A obra de Bradford Burns, editada em 1966, examina a aliança não escrita entre o Brasil e os Estados Unidos no início do século XX. Ainda como fruto das comemorações do centenário da gestão do Barão do Rio Branco no Itamaraty, o trabalho traduzido pelo embaixador Sérgio Bath, em 2003, vem contribuir para um melhor entendimento das relações bilaterais entre as duas nações no primeiro decênio do século passado. Dessa forma, auxilia sobremaneira a compreensão acerca da formação do eixo estruturante das relações internacionais do Brasil, bem como o funcionamento inicial das denominadas relações especiais.

Organizada em nove capítulos, a obra de Bradford Burns utiliza-se dos mais variados assuntos para explicar as relações Brasil-Estados Unidos, percorrendo desde o perfil pessoal da formação do Barão a sua aceitação da Doutrina Monroe e do Pan-Americanismo. O autor perfaz a história desse relacionamento desde a suspeição, que emoldurou o início da amizade, às futuras recompensas que de fato ele trouxe para o Brasil.

Fortalecer a amizade entre as duas nações era um dos objetivos fundamentais da política externa do Barão do Rio Branco. Construindo os alicerces dessa relação fundamental, o chanceler conseguiu alinhar diplomaticamente os dois países, e sua gestão no Itamaraty marcou o apogeu desse relacionamento amistoso. Além disso, o Barão conseguiu, com o apoio norte-americano, executar grande parte dos seus objetivos no cenário internacional, quais sejam, a política territorial, a elevação da legação brasileira em Washington ao nível de embaixada e a adoção de um prestígio regional de grande valia para a inserção internacional do país. Some-se a isso o fato do chanceler estar cercado de homens, como Joaquim Nabuco e Rui Barbosa, que possuíam afinidade com a conduta norte-americana e também percebiam, por meio de uma visão realista, a ascensão de um novo eixo de poder que se moldava no continente americano, deslocando-se o pólo de poder mundial da Europa para os Estados Unidos.

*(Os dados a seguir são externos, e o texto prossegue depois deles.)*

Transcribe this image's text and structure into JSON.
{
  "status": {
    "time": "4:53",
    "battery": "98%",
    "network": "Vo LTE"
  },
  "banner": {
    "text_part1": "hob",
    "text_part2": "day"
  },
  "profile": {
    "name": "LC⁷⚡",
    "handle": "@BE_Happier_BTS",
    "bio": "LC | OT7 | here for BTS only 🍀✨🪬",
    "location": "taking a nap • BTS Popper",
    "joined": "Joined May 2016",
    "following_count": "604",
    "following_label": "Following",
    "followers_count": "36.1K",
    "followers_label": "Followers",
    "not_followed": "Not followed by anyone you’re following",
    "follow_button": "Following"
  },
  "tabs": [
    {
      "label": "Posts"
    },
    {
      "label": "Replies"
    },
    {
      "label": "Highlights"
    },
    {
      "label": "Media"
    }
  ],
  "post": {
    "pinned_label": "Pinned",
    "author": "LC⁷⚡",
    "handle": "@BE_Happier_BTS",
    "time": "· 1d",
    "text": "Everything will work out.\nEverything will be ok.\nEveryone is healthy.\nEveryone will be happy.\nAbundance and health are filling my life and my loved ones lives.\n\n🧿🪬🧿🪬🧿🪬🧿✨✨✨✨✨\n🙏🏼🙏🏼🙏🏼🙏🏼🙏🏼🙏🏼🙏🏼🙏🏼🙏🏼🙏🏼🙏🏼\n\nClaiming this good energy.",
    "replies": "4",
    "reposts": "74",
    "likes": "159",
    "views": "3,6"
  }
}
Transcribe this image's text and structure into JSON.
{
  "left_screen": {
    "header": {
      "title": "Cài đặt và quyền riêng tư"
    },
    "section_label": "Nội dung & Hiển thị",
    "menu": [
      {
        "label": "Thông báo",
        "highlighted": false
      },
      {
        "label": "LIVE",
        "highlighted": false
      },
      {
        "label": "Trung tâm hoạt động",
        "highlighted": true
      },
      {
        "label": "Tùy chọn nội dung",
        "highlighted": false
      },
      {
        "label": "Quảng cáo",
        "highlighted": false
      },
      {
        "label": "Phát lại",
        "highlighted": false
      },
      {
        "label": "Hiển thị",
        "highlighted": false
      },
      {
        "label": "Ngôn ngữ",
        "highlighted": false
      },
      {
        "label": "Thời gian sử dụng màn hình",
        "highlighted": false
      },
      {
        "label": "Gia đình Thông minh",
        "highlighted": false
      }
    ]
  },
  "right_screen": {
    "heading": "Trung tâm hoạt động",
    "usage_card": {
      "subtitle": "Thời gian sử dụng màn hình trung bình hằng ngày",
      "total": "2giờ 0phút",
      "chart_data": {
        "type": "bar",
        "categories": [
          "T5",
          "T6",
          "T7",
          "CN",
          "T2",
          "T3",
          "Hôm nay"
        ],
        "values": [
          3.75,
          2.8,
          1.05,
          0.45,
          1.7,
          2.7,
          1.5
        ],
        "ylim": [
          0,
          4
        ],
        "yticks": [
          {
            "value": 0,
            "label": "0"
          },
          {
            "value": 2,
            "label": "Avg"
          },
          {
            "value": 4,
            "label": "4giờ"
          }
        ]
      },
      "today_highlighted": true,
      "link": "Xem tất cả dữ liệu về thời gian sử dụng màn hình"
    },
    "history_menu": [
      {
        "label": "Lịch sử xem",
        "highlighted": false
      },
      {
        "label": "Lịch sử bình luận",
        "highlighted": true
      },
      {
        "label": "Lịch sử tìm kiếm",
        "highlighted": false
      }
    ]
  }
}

Delimitar o perfil territorial de um país e o mapa em cujo interior se há de exercer a soberania é, para qualquer nação, uma espécie de precondição da possibilidade de desenvolver sua política externa. Sendo assim, a definição territorial de um país se torna uma condição sine qua non para o modo de se atuar no cenário regional e mundial. Ressalte-se, ainda, que nenhuma das questões territoriais solucionadas por Rio Branco levou o uso da força como pressuposto basilar. O relacionamento para solucionar questões lindeiras se dava preferencialmente pela via bilateral, utilizando-se do arbitramento como medida jurídica sanável. Tal política desenvolvida entre 1902 e 1912 foi uma das principais responsáveis pela delimitação do território brasileiro o qual nos encontramos atualmente, com pequenas modificações, ao passo que os demais países da América do Sul continuaram ao longo do século XX delimitando sua arena territorial

A elevação das legações em Washington e no Rio de Janeiro ao nível de embaixada também serviu para intensificar as relações entre as nações. Na virada do século, a embaixada ainda era uma raridade diplomática, característica exclusiva das capitais das grandes potências mundiais. A título ilustrativo, Washington, em 1904, só contava com sete embaixadas, quais sejam, Alemanha, Áustria-Hungria, França, Grã-Bretanha, Itália, México e Rússia. O Brasil, em 1905, seria, portanto, o primeiro país da América do Sul a possuir essa elevação diplomática, o que ocasionaria certa tensão para com seus vizinhos mais próximos, principalmente a Argentina. Além do mais, a presença dessa amizade especial serviu como meio para que o país pudesse afirmar sua liderança diplomática na América do Sul e projetar-se em um cenário diplomático mundial em constante mudança.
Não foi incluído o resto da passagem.